Parliamentary questions also revealed that there have been 566 cases during the same period where pressure ulcers or sores were mentioned on the death certificate either as the underlying cause of death or as a contributory factor.
A Scottish patients' group described the figures as "third world" last night and said government ministers should "hang their head in shame" over the bedsore death toll in the country's hospitals.
Scotland Patients Association chair Margaret Watt blamed the crisis on not having enough staff working in hospitals to ensure people got the care they needed.
She said: "What on earth are relatives of people who die from bedsores while they are in hospital for something else supposed to make of this.
"No-one should be dying of bedsores in Scotland in the 21st century as we're not a third-world country.
"We're supposed to be a progressive country and it's shocking and totally unacceptable to have all these deaths.
"Members of the Scottish Government should hang their heads in shame about these figures.
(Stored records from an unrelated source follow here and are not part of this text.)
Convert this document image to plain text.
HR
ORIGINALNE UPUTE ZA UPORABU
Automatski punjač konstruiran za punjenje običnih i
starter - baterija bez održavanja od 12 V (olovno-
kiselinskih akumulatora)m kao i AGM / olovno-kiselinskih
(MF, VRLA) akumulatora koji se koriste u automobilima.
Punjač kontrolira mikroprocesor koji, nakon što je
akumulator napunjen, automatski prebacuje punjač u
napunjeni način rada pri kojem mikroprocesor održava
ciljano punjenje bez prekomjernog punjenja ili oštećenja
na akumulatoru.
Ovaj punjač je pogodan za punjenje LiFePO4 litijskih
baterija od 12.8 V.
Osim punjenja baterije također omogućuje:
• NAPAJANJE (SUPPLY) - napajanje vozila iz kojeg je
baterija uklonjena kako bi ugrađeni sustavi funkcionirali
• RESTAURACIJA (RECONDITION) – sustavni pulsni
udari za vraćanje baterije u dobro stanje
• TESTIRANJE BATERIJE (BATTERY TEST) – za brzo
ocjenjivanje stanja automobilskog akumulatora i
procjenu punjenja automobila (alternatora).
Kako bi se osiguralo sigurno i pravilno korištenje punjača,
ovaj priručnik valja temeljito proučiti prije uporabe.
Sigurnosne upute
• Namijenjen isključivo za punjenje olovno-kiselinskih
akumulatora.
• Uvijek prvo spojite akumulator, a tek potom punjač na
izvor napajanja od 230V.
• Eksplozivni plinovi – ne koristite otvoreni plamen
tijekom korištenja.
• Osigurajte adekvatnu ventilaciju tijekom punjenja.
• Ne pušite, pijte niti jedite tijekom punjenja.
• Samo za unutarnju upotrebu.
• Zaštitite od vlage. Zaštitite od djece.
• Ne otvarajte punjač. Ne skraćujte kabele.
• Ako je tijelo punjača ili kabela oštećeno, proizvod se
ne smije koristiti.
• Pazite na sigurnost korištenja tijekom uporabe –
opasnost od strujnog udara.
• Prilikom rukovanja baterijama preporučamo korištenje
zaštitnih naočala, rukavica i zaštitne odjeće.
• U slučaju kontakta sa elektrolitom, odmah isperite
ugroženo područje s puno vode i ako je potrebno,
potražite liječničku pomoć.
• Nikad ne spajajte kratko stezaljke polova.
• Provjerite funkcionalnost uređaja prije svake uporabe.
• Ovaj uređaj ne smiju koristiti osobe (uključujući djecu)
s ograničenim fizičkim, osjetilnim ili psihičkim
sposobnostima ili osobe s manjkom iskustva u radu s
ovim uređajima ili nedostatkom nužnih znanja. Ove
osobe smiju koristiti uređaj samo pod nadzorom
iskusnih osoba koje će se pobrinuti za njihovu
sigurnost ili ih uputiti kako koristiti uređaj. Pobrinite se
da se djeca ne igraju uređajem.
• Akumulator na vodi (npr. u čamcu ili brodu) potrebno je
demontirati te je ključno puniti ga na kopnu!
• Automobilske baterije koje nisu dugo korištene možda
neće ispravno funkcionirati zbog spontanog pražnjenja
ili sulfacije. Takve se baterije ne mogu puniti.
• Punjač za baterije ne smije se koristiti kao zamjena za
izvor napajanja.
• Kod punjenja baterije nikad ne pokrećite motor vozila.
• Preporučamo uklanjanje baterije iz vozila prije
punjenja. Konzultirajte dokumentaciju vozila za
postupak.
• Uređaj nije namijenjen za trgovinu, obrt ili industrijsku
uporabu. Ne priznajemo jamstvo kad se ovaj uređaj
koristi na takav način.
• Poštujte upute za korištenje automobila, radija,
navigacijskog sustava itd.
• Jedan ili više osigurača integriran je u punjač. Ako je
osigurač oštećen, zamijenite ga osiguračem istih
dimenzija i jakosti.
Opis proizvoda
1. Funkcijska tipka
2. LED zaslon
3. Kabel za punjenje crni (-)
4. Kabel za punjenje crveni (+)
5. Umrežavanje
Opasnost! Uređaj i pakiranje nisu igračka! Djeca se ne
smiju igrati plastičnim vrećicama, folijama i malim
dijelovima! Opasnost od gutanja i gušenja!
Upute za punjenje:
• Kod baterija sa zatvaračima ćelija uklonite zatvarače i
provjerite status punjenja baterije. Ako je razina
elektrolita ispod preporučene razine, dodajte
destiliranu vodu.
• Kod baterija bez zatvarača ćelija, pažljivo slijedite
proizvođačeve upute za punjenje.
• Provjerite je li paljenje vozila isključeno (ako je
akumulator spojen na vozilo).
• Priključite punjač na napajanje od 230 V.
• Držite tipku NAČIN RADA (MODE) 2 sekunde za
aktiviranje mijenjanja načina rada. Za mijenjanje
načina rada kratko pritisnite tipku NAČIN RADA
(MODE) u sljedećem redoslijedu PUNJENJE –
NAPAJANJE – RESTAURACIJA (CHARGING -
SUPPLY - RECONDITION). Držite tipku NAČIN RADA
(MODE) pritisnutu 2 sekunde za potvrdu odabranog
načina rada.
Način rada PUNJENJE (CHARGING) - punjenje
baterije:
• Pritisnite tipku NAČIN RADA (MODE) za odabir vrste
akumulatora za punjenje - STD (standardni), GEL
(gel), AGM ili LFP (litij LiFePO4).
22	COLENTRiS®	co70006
"The problem is caused by not having enough staff working in hospitals to care for people."
Lib Dem health spokesman Ross Finnie, who asked the parliamentary questions about the issue, claimed that bedsore deaths were preventable and could be eradicated.
Mr Finnie called on ministers and health chiefs to treat the problem as seriously as the potentially deadly hospital superbugs like C diff and MRSA.
He said: "The public will be shocked that Scots are still dying from bedsores in the 21st century. They cause huge amounts of pain and discomfort but are easily preventable.
"Bedsores can arise because a patient has been left alone by staff for hours at a time. This needs to stop.
"The government must treat bedsores as seriously as hospital infections."
However, the Scottish Government said that some patients were already suffering from bedsores when they were hospitalised.
A government spokeswoman said: "These comments are a dishonest representation of our NHS.
"Sadly we know some elderly patients already suffer from bedsores when they arrive in the care of the NHS. Patient care is the top priority for the NHS and everything possible is done to cure any illness a patient has."